Given a vaguely-specified Hollywood-style apocalypse, where we ignore how going back a hundred years in technology will make the Black Death (and its associated massive cultural change) look like a day in the office when everyone is at home with the flu, what might clothing look like, say, a decade or two afterwards? If everything is pushed back to the level of handbuilt tech, the biggest issue with clothing is that there won’t be much of a supply chain. No supply chain means that, at least in the short term, the local clothing stocks will be a major determinant of what people wear. Where I live (the northeast US), that means cheap and ubiquitous t-shirts patchworked into everything, for a start–making quilts out of a hundred thousand unneeded t-shirts. Notions (zippers, hooks, buttons etc.) will be cannibalized from worn-out clothes–even cheap zippers bring together out-of-reach precision metallurgy and polymers, and reliable YKK zippers will be sought and prized. Speaking of polymers: Patagonia and North Face and Gore-Tex outerwear will be prized heirlooms, the most valuable garments made of durable, functional and irreplaceable technical synthetics (especially needful in New England winters). No supply chains means no polymers, nor much by way of dyes (most of which are derived from petroleum), which means returning to fibres that can be grown (and grown locally, initially). Plants or animal products like wool, as well as leather (probably not black, though) and fur. This was nicely captured in Mad Max: Fury Road: the Vuvalini of Many Mothers, who gardened, wore handwoven-looking scarves and fabrics in colours consistent with vegetable dyes. No sweatshops on the other side of the world means that the urban hipster hobbies of knitting and sewing are suddenly survival skills, assuming that raw materials can be found (and disposable sewing kits from hotels become immensely valuable for the sharp, strong steel needles). The city of Lowell, just north of where I live, was built in the 1820s as a factory town to manufacture textiles.

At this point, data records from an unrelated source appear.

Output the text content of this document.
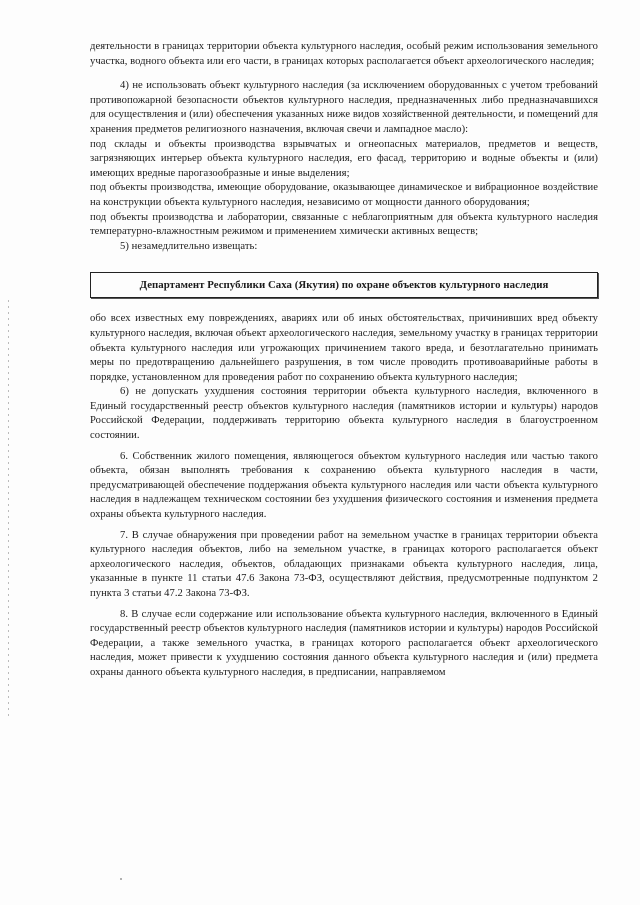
деятельности в границах территории объекта культурного наследия, особый режим использования земельного участка, водного объекта или его части, в границах которых располагается объект археологического наследия;

4) не использовать объект культурного наследия (за исключением оборудованных с учетом требований противопожарной безопасности объектов культурного наследия, предназначенных либо предназначавшихся для осуществления и (или) обеспечения указанных ниже видов хозяйственной деятельности, и помещений для хранения предметов религиозного назначения, включая свечи и лампадное масло):

под склады и объекты производства взрывчатых и огнеопасных материалов, предметов и веществ, загрязняющих интерьер объекта культурного наследия, его фасад, территорию и водные объекты и (или) имеющих вредные парогазообразные и иные выделения;

под объекты производства, имеющие оборудование, оказывающее динамическое и вибрационное воздействие на конструкции объекта культурного наследия, независимо от мощности данного оборудования;

под объекты производства и лаборатории, связанные с неблагоприятным для объекта культурного наследия температурно-влажностным режимом и применением химически активных веществ;

5) незамедлительно извещать:

Департамент Республики Саха (Якутия) по охране объектов культурного наследия

обо всех известных ему повреждениях, авариях или об иных обстоятельствах, причинивших вред объекту культурного наследия, включая объект археологического наследия, земельному участку в границах территории объекта культурного наследия или угрожающих причинением такого вреда, и безотлагательно принимать меры по предотвращению дальнейшего разрушения, в том числе проводить противоаварийные работы в порядке, установленном для проведения работ по сохранению объекта культурного наследия;

6) не допускать ухудшения состояния территории объекта культурного наследия, включенного в Единый государственный реестр объектов культурного наследия (памятников истории и культуры) народов Российской Федерации, поддерживать территорию объекта культурного наследия в благоустроенном состоянии.

6. Собственник жилого помещения, являющегося объектом культурного наследия или частью такого объекта, обязан выполнять требования к сохранению объекта культурного наследия в части, предусматривающей обеспечение поддержания объекта культурного наследия или части объекта культурного наследия в надлежащем техническом состоянии без ухудшения физического состояния и изменения предмета охраны объекта культурного наследия.

7. В случае обнаружения при проведении работ на земельном участке в границах территории объекта культурного наследия объектов, либо на земельном участке, в границах которого располагается объект археологического наследия, объектов, обладающих признаками объекта культурного наследия, лица, указанные в пункте 11 статьи 47.6 Закона 73-ФЗ, осуществляют действия, предусмотренные подпунктом 2 пункта 3 статьи 47.2 Закона 73-ФЗ.

8. В случае если содержание или использование объекта культурного наследия, включенного в Единый государственный реестр объектов культурного наследия (памятников истории и культуры) народов Российской Федерации, а также земельного участка, в границах которого располагается объект археологического наследия, может привести к ухудшению состояния данного объекта культурного наследия и (или) предмета охраны данного объекта культурного наследия, в предписании, направляемом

Many of the canals, some of the water wheels, and a roomful of looms have been preserved as a national historic park. While they could be converted back to water, the timescale of that seems long enough that other technologies might be rebuilt.

This is just off the top of my head–I wonder about needles, about spinning strong but fine threads, about how warm clothes allow mobility in the wintertime. But ultimately, it’s hard not to feel like the idea of a catastrophe as a short sharp shock is an artifact left over from the Cold War and the insanity of concepts like ‘full-scale nuclear war’ and ‘mutual assured destruction’ and ‘nuclear winter’. The catastrophes that loom over us now are all happening in slow-motion: anthropocentric climate change, planetary-scale pollution, peak oil, pandemics (or some combination of all of the above, as occurs in William Gibson’s The Peripheral and referred to, with grim humour, as the Jackpot), which will likely allow at least some evolution in what people wear as they play themselves out. One thing is for sure, though–there’ll be mismatched plastic buttons everywhere, since they need millions of years to decompose, and crafters will be finding stashes of those suckers until the sun goes out.

And finally, I feel as though Warren Ellis & Paul Duffield’s Freakangels might have been the original solarpunk text, without realising it and long before the term was coined. Think about it – it’s set in a flooded world, and follows the exploits of a small group of people struggling to build themselves a sustainable community without help (or interference) from any authority but themselves.